Firstly I would like to address an issue I have come across. This series seems to be a love it or hate it book series. The movie seems to be much the same. I am a fan, albeit only a new one to the series so that’s the angle I’m coming from. If you hate the books you will probably hate the movie, for good reason, but I’ll get to that in a minute.

For those who are yet to hear anything about the Hunger Games, here’s a brief run down. The region of Panem is led by The Capitol. The Capitol is in charge of the 12 downtrodden and pretty much slum-like districts. In punishment for past defiance, the Capitol makes each district chose two children (one boy and one girl) each year to be entered into the Hunger Games; a to the death battle royale, put on purely for the entertainment of the Capitol and to watch the districts squirm in subordination. From the coal district (District 12) come our heroine Katniss Everdeen and her team mate Peeta. The rest I will leave for you to watch/read.

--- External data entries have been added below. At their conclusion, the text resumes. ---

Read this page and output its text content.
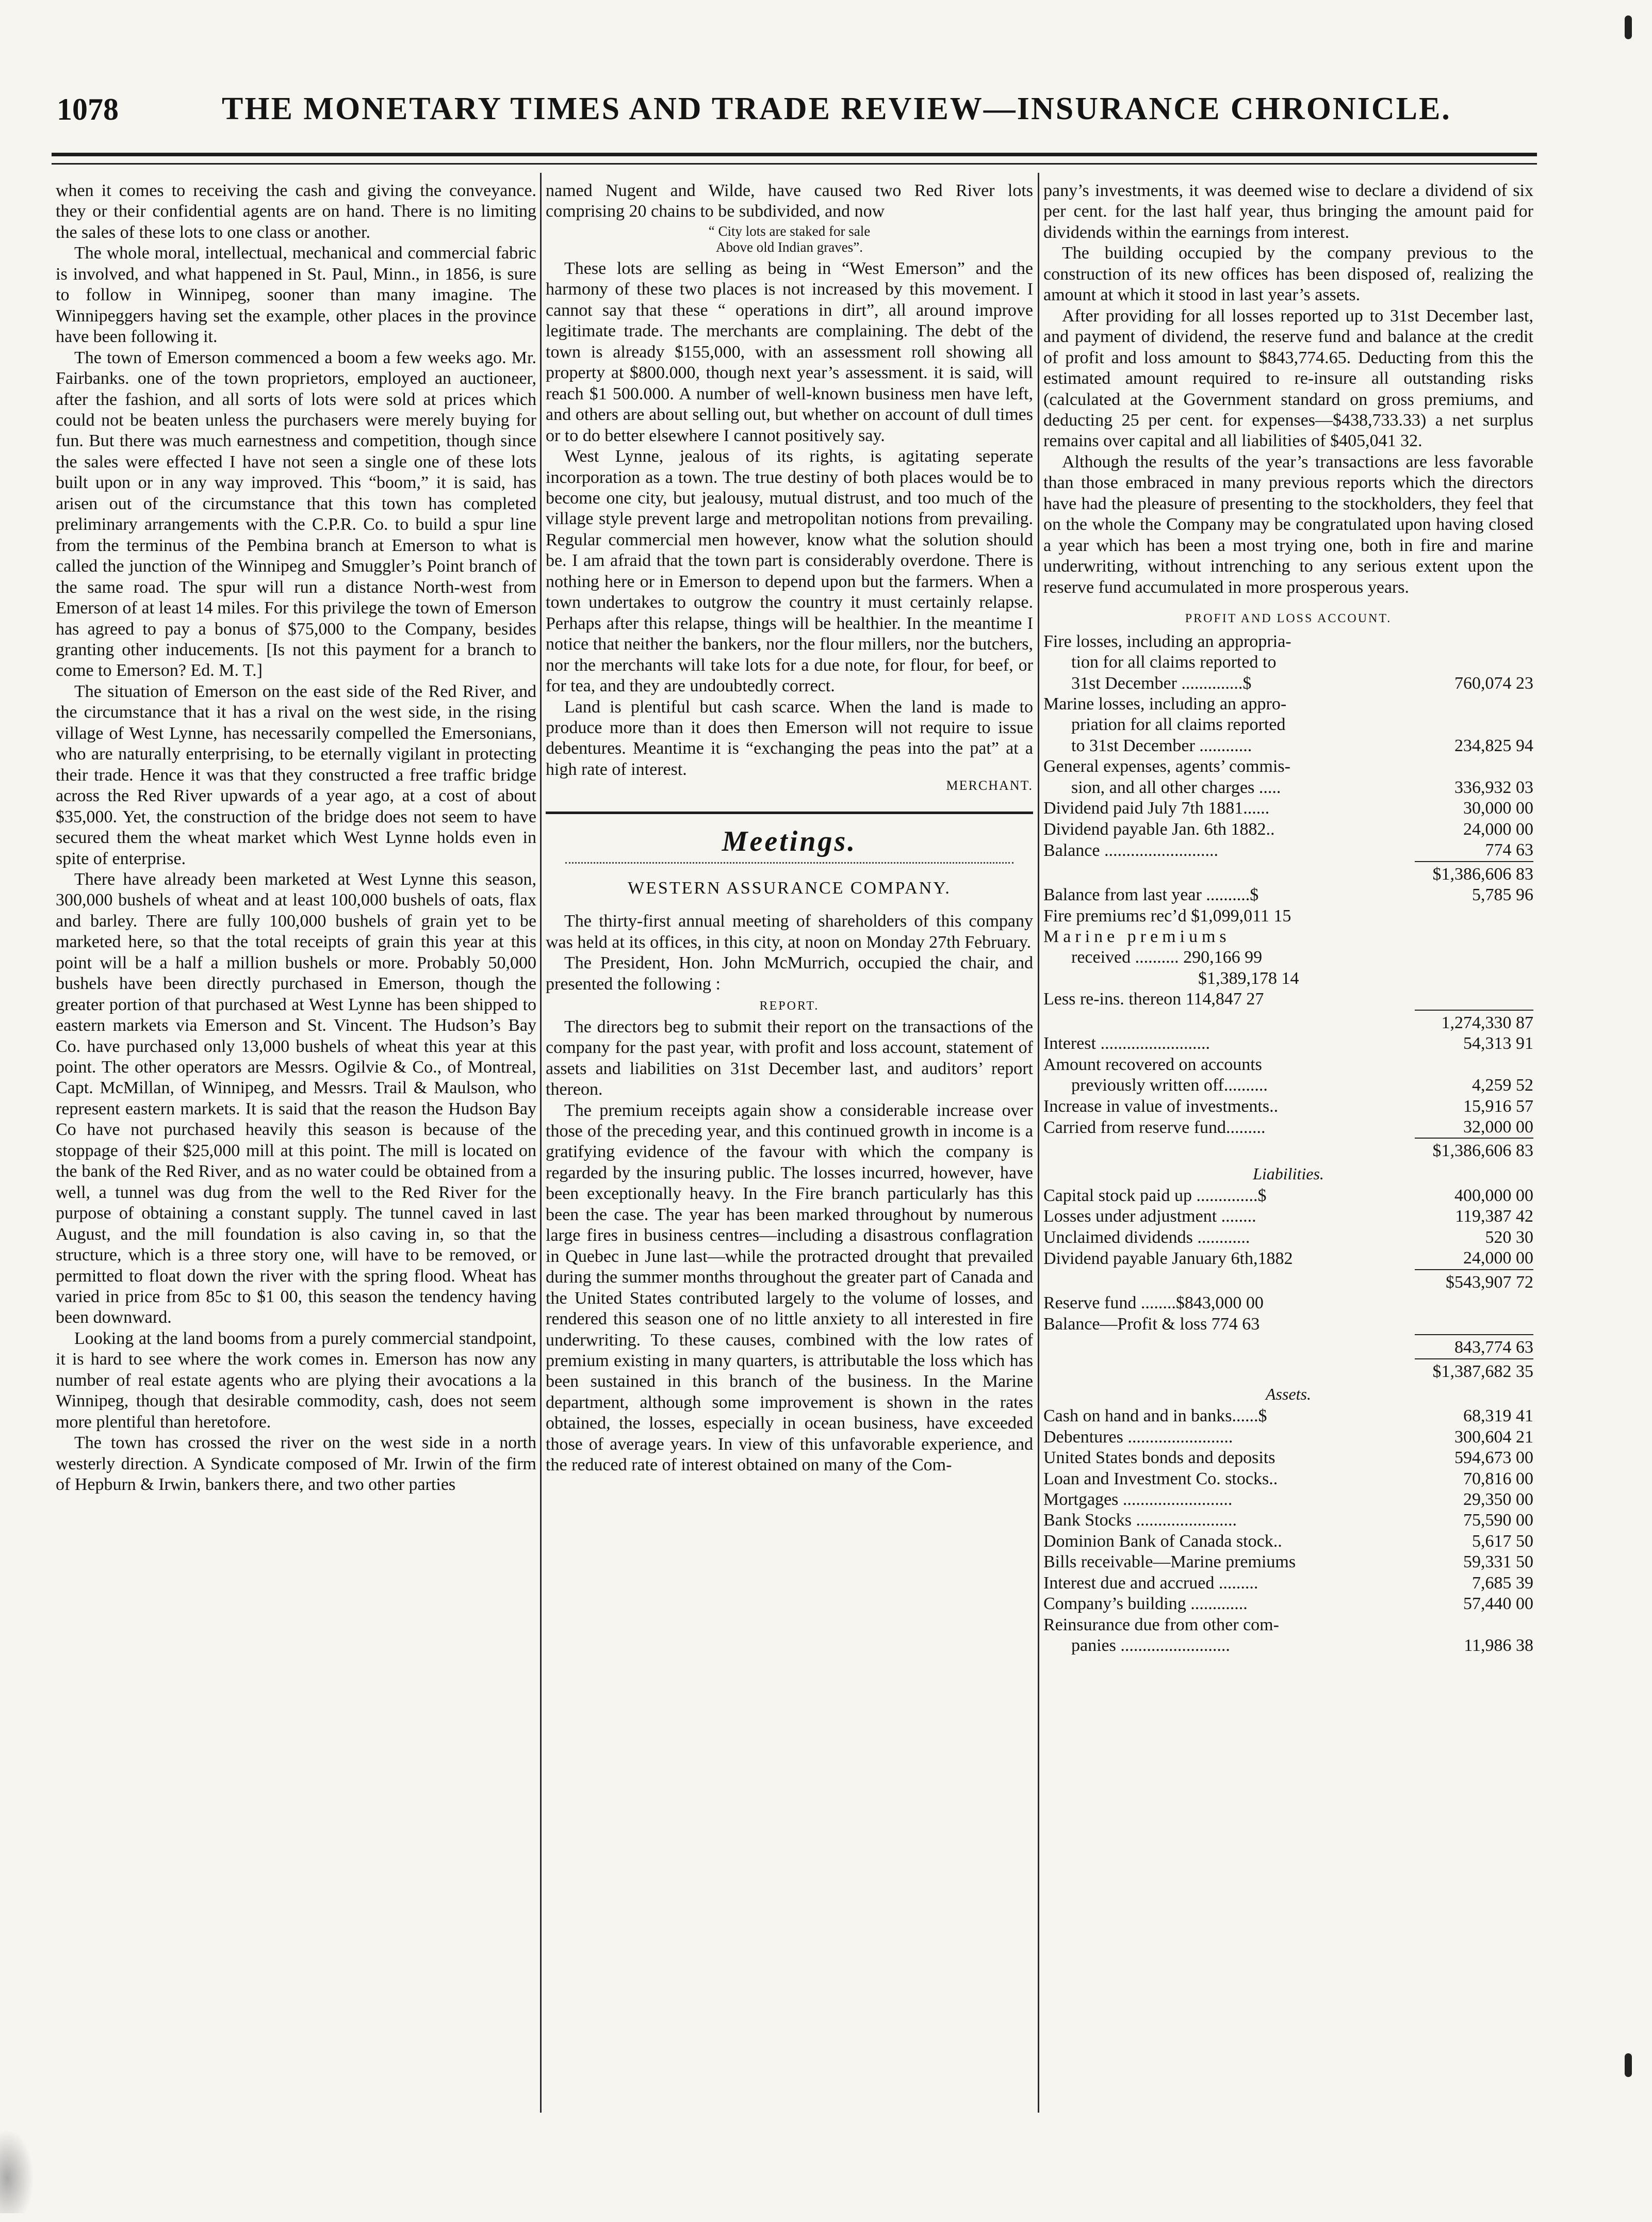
1078	THE MONETARY TIMES AND TRADE REVIEW—INSURANCE CHRONICLE.

when it comes to receiving the cash and giving the conveyance. they or their confidential agents are on hand. There is no limiting the sales of these lots to one class or another.

The whole moral, intellectual, mechanical and commercial fabric is involved, and what happened in St. Paul, Minn., in 1856, is sure to follow in Winnipeg, sooner than many imagine. The Winnipeggers having set the example, other places in the province have been following it.

The town of Emerson commenced a boom a few weeks ago. Mr. Fairbanks. one of the town proprietors, employed an auctioneer, after the fashion, and all sorts of lots were sold at prices which could not be beaten unless the purchasers were merely buying for fun. But there was much earnestness and competition, though since the sales were effected I have not seen a single one of these lots built upon or in any way improved. This “boom,” it is said, has arisen out of the circumstance that this town has completed preliminary arrangements with the C.P.R. Co. to build a spur line from the terminus of the Pembina branch at Emerson to what is called the junction of the Winnipeg and Smuggler’s Point branch of the same road. The spur will run a distance North-west from Emerson of at least 14 miles. For this privilege the town of Emerson has agreed to pay a bonus of $75,000 to the Company, besides granting other inducements. [Is not this payment for a branch to come to Emerson? Ed. M. T.]

The situation of Emerson on the east side of the Red River, and the circumstance that it has a rival on the west side, in the rising village of West Lynne, has necessarily compelled the Emersonians, who are naturally enterprising, to be eternally vigilant in protecting their trade. Hence it was that they constructed a free traffic bridge across the Red River upwards of a year ago, at a cost of about $35,000. Yet, the construction of the bridge does not seem to have secured them the wheat market which West Lynne holds even in spite of enterprise.

There have already been marketed at West Lynne this season, 300,000 bushels of wheat and at least 100,000 bushels of oats, flax and barley. There are fully 100,000 bushels of grain yet to be marketed here, so that the total receipts of grain this year at this point will be a half a million bushels or more. Probably 50,000 bushels have been directly purchased in Emerson, though the greater portion of that purchased at West Lynne has been shipped to eastern markets via Emerson and St. Vincent. The Hudson’s Bay Co. have purchased only 13,000 bushels of wheat this year at this point. The other operators are Messrs. Ogilvie & Co., of Montreal, Capt. McMillan, of Winnipeg, and Messrs. Trail & Maulson, who represent eastern markets. It is said that the reason the Hudson Bay Co have not purchased heavily this season is because of the stoppage of their $25,000 mill at this point. The mill is located on the bank of the Red River, and as no water could be obtained from a well, a tunnel was dug from the well to the Red River for the purpose of obtaining a constant supply. The tunnel caved in last August, and the mill foundation is also caving in, so that the structure, which is a three story one, will have to be removed, or permitted to float down the river with the spring flood. Wheat has varied in price from 85c to $1 00, this season the tendency having been downward.

Looking at the land booms from a purely commercial standpoint, it is hard to see where the work comes in. Emerson has now any number of real estate agents who are plying their avocations a la Winnipeg, though that desirable commodity, cash, does not seem more plentiful than heretofore.

The town has crossed the river on the west side in a north westerly direction. A Syndicate composed of Mr. Irwin of the firm of Hepburn & Irwin, bankers there, and two other parties

named Nugent and Wilde, have caused two Red River lots comprising 20 chains to be subdivided, and now

“ City lots are staked for sale
Above old Indian graves”.

These lots are selling as being in “West Emerson” and the harmony of these two places is not increased by this movement. I cannot say that these “ operations in dirt”, all around improve legitimate trade. The merchants are complaining. The debt of the town is already $155,000, with an assessment roll showing all property at $800.000, though next year’s assessment. it is said, will reach $1 500.000. A number of well-known business men have left, and others are about selling out, but whether on account of dull times or to do better elsewhere I cannot positively say.

West Lynne, jealous of its rights, is agitating seperate incorporation as a town. The true destiny of both places would be to become one city, but jealousy, mutual distrust, and too much of the village style prevent large and metropolitan notions from prevailing. Regular commercial men however, know what the solution should be. I am afraid that the town part is considerably overdone. There is nothing here or in Emerson to depend upon but the farmers. When a town undertakes to outgrow the country it must certainly relapse. Perhaps after this relapse, things will be healthier. In the meantime I notice that neither the bankers, nor the flour millers, nor the butchers, nor the merchants will take lots for a due note, for flour, for beef, or for tea, and they are undoubtedly correct.

Land is plentiful but cash scarce. When the land is made to produce more than it does then Emerson will not require to issue debentures. Meantime it is “exchanging the peas into the pat” at a high rate of interest.

MERCHANT.
Meetings.
WESTERN ASSURANCE COMPANY.

The thirty-first annual meeting of shareholders of this company was held at its offices, in this city, at noon on Monday 27th February.

The President, Hon. John McMurrich, occupied the chair, and presented the following :

REPORT.

The directors beg to submit their report on the transactions of the company for the past year, with profit and loss account, statement of assets and liabilities on 31st December last, and auditors’ report thereon.

The premium receipts again show a considerable increase over those of the preceding year, and this continued growth in income is a gratifying evidence of the favour with which the company is regarded by the insuring public. The losses incurred, however, have been exceptionally heavy. In the Fire branch particularly has this been the case. The year has been marked throughout by numerous large fires in business centres—including a disastrous conflagration in Quebec in June last—while the protracted drought that prevailed during the summer months throughout the greater part of Canada and the United States contributed largely to the volume of losses, and rendered this season one of no little anxiety to all interested in fire underwriting. To these causes, combined with the low rates of premium existing in many quarters, is attributable the loss which has been sustained in this branch of the business. In the Marine department, although some improvement is shown in the rates obtained, the losses, especially in ocean business, have exceeded those of average years. In view of this unfavorable experience, and the reduced rate of interest obtained on many of the Com-

pany’s investments, it was deemed wise to declare a dividend of six per cent. for the last half year, thus bringing the amount paid for dividends within the earnings from interest.

The building occupied by the company previous to the construction of its new offices has been disposed of, realizing the amount at which it stood in last year’s assets.

After providing for all losses reported up to 31st December last, and payment of dividend, the reserve fund and balance at the credit of profit and loss amount to $843,774.65. Deducting from this the estimated amount required to re-insure all outstanding risks (calculated at the Government standard on gross premiums, and deducting 25 per cent. for expenses—$438,733.33) a net surplus remains over capital and all liabilities of $405,041 32.

Although the results of the year’s transactions are less favorable than those embraced in many previous reports which the directors have had the pleasure of presenting to the stockholders, they feel that on the whole the Company may be congratulated upon having closed a year which has been a most trying one, both in fire and marine underwriting, without intrenching to any serious extent upon the reserve fund accumulated in more prosperous years.

PROFIT AND LOSS ACCOUNT.
Fire losses, including an appropria-	
tion for all claims reported to	
31st December ..............$	760,074 23
Marine losses, including an appro-	
priation for all claims reported	
to 31st December ............	234,825 94
General expenses, agents’ commis-	
sion, and all other charges .....	336,932 03
Dividend paid July 7th 1881......	30,000 00
Dividend payable Jan. 6th 1882..	24,000 00
Balance ..........................	774 63
	$1,386,606 83
Balance from last year ..........$	5,785 96
Fire premiums rec’d $1,099,011 15	
Marine premiums	
received .......... 290,166 99	
$1,389,178 14	
Less re-ins. thereon 114,847 27	
	1,274,330 87
Interest .........................	54,313 91
Amount recovered on accounts	
previously written off..........	4,259 52
Increase in value of investments..	15,916 57
Carried from reserve fund.........	32,000 00
	$1,386,606 83
Liabilities.
Capital stock paid up ..............$	400,000 00
Losses under adjustment ........	119,387 42
Unclaimed dividends ............	520 30
Dividend payable January 6th,1882	24,000 00
	$543,907 72
Reserve fund ........$843,000 00	
Balance—Profit & loss 774 63	
	843,774 63
	$1,387,682 35
Assets.
Cash on hand and in banks......$	68,319 41
Debentures ........................	300,604 21
United States bonds and deposits	594,673 00
Loan and Investment Co. stocks..	70,816 00
Mortgages .........................	29,350 00
Bank Stocks .......................	75,590 00
Dominion Bank of Canada stock..	5,617 50
Bills receivable—Marine premiums	59,331 50
Interest due and accrued .........	7,685 39
Company’s building .............	57,440 00
Reinsurance due from other com-	
panies .........................	11,986 38
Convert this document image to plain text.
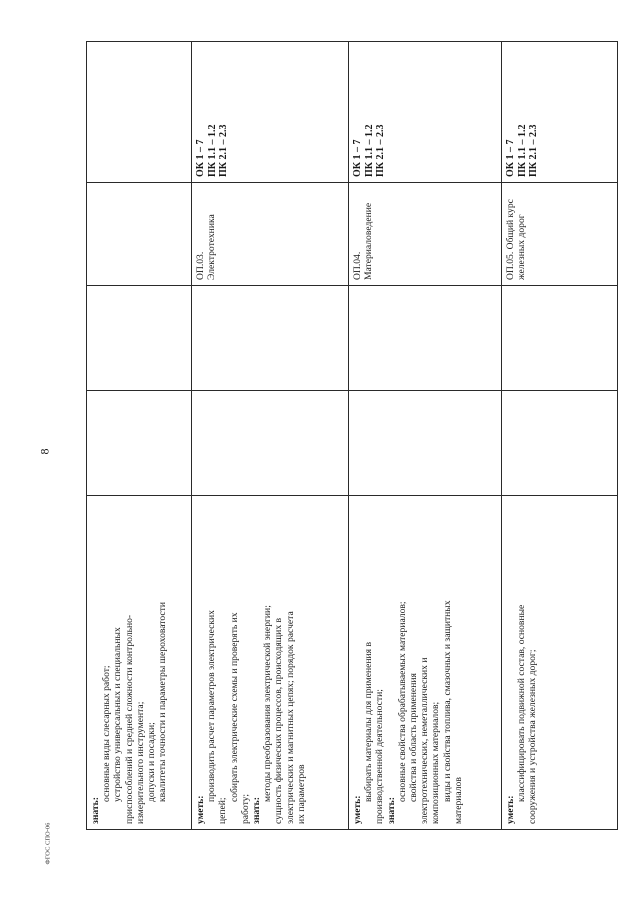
ФГОС СПО-06
8
знать:
основные виды слесарных работ; устройство универсальных и специальных приспособлений и средней сложности контрольно- измерительного инструмента; допуски и посадки; квалитеты точности и параметры шероховатости
уметь:
производить расчет параметров электрических
цепей;
собирать электрические схемы и проверять их
работу; знать:
методы преобразования электрической энергии; сущность физических процессов, происходящих в электрических и магнитных цепях; порядок расчета их параметров
ОП.03. Электротехника
ОК 1 – 7 ПК 1.1 – 1.2 ПК 2.1 – 2.3
уметь:
выбирать материалы для применения в производственной деятельности; знать:
основные свойства обрабатываемых материалов; свойства и область применения электротехнических, неметаллических и композиционных материалов; виды и свойства топлива, смазочных и защитных материалов
ОП.04. Материаловедение
ОК 1 – 7 ПК 1.1 – 1.2 ПК 2.1 – 2.3
уметь:
классифицировать подвижной состав, основные сооружения и устройства железных дорог;
ОП.05. Общий курс железных дорог
ОК 1 – 7 ПК 1.1 – 1.2 ПК 2.1 – 2.3
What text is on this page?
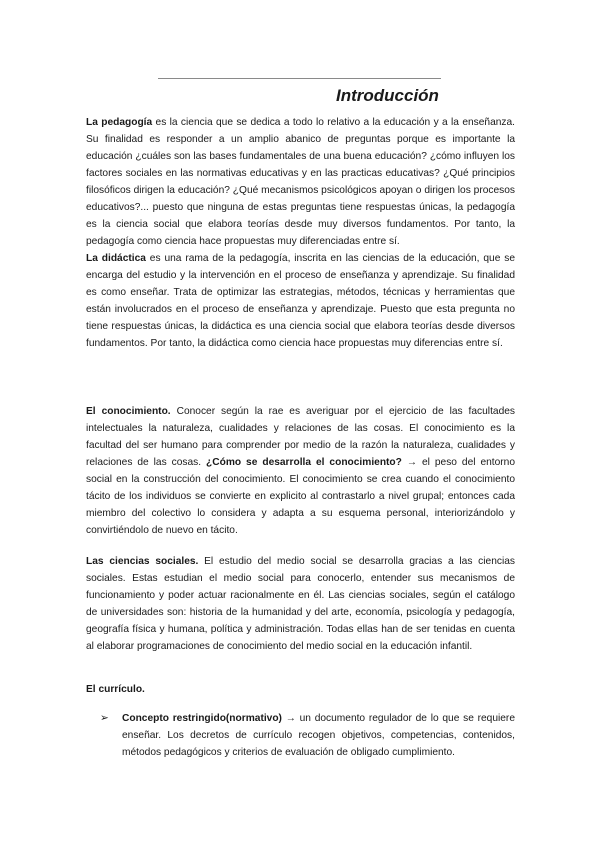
Introducción

La pedagogía es la ciencia que se dedica a todo lo relativo a la educación y a la enseñanza. Su finalidad es responder a un amplio abanico de preguntas porque es importante la educación ¿cuáles son las bases fundamentales de una buena educación? ¿cómo influyen los factores sociales en las normativas educativas y en las practicas educativas? ¿Qué principios filosóficos dirigen la educación? ¿Qué mecanismos psicológicos apoyan o dirigen los procesos educativos?... puesto que ninguna de estas preguntas tiene respuestas únicas, la pedagogía es la ciencia social que elabora teorías desde muy diversos fundamentos. Por tanto, la pedagogía como ciencia hace propuestas muy diferenciadas entre sí.

La didáctica es una rama de la pedagogía, inscrita en las ciencias de la educación, que se encarga del estudio y la intervención en el proceso de enseñanza y aprendizaje. Su finalidad es como enseñar. Trata de optimizar las estrategias, métodos, técnicas y herramientas que están involucrados en el proceso de enseñanza y aprendizaje. Puesto que esta pregunta no tiene respuestas únicas, la didáctica es una ciencia social que elabora teorías desde diversos fundamentos. Por tanto, la didáctica como ciencia hace propuestas muy diferencias entre sí.

El conocimiento. Conocer según la rae es averiguar por el ejercicio de las facultades intelectuales la naturaleza, cualidades y relaciones de las cosas. El conocimiento es la facultad del ser humano para comprender por medio de la razón la naturaleza, cualidades y relaciones de las cosas. ¿Cómo se desarrolla el conocimiento? → el peso del entorno social en la construcción del conocimiento. El conocimiento se crea cuando el conocimiento tácito de los individuos se convierte en explicito al contrastarlo a nivel grupal; entonces cada miembro del colectivo lo considera y adapta a su esquema personal, interiorizándolo y convirtiéndolo de nuevo en tácito.

Las ciencias sociales. El estudio del medio social se desarrolla gracias a las ciencias sociales. Estas estudian el medio social para conocerlo, entender sus mecanismos de funcionamiento y poder actuar racionalmente en él. Las ciencias sociales, según el catálogo de universidades son: historia de la humanidad y del arte, economía, psicología y pedagogía, geografía física y humana, política y administración. Todas ellas han de ser tenidas en cuenta al elaborar programaciones de conocimiento del medio social en la educación infantil.

El currículo.
➢ Concepto restringido(normativo) → un documento regulador de lo que se requiere enseñar. Los decretos de currículo recogen objetivos, competencias, contenidos, métodos pedagógicos y criterios de evaluación de obligado cumplimiento.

I had read the books first, having practically inhaled them the weeks previous. I had approached the books with curiosity but no expectations, expecting another monstrosity like Twilight. Instead I found a story that was actually well written, had strong characters, interesting (although sightly rehashed) plot points and a well flowing backstory. As I read though I was wondering how it would translate to film.

This is probably one of the better movie adaptations I have ever seen done by Hollywood. What does make it into the movie from the book is 95% accurate to source material. This I believe is for one reason alone: the screenplay was mostly written by the author of the books.

I’m a fan of movies being as ‘canon’ as possible. Sure there are some things that couldn’t be done on screen without killing the pace of the story, or just couldn’t have been done successfully (for the fans of the books, the mutts resemblance to former contestants doesn’t make it in, but the mutts do), and then there is the removal of characters (the mayors daughter which sort of removed some of the backstory of the mockingjay pin, that could have been done but wasn’t) which I felt lessened the strength of the film. I must say though, characters appeared on screen as I imagined them, the costumes as well. Scenes seemed to have been taken word for word from the books. It was a novel experience seeing it so faithfully reproduced in parts.
However, as usual the movie is the weaker of the two. There was too much added and unnecessary Capitol related scenes on how the Games were being run, in favour of the back story between Katniss and Gale, reducing him to such an unimportant character that I fear his role in the future movies will not be as strong or as conflicted as it needs to be. The movie is slow in parts where it doesn’t need to be and rushes through large parts of the Games footage that could have been extended. But all in all, I was happy with the film.

My recommendation is see the film first, and let the book fill in whatever gaps the movie missed. However if you have read the books, you should still go see the film (as I’m sure most fans already have) as it has many of the moments from the book as you would imagine it.

The book I rate a 4/5 and the movie a close 3.5/5, both on my must do list. Now to see what they do with book two.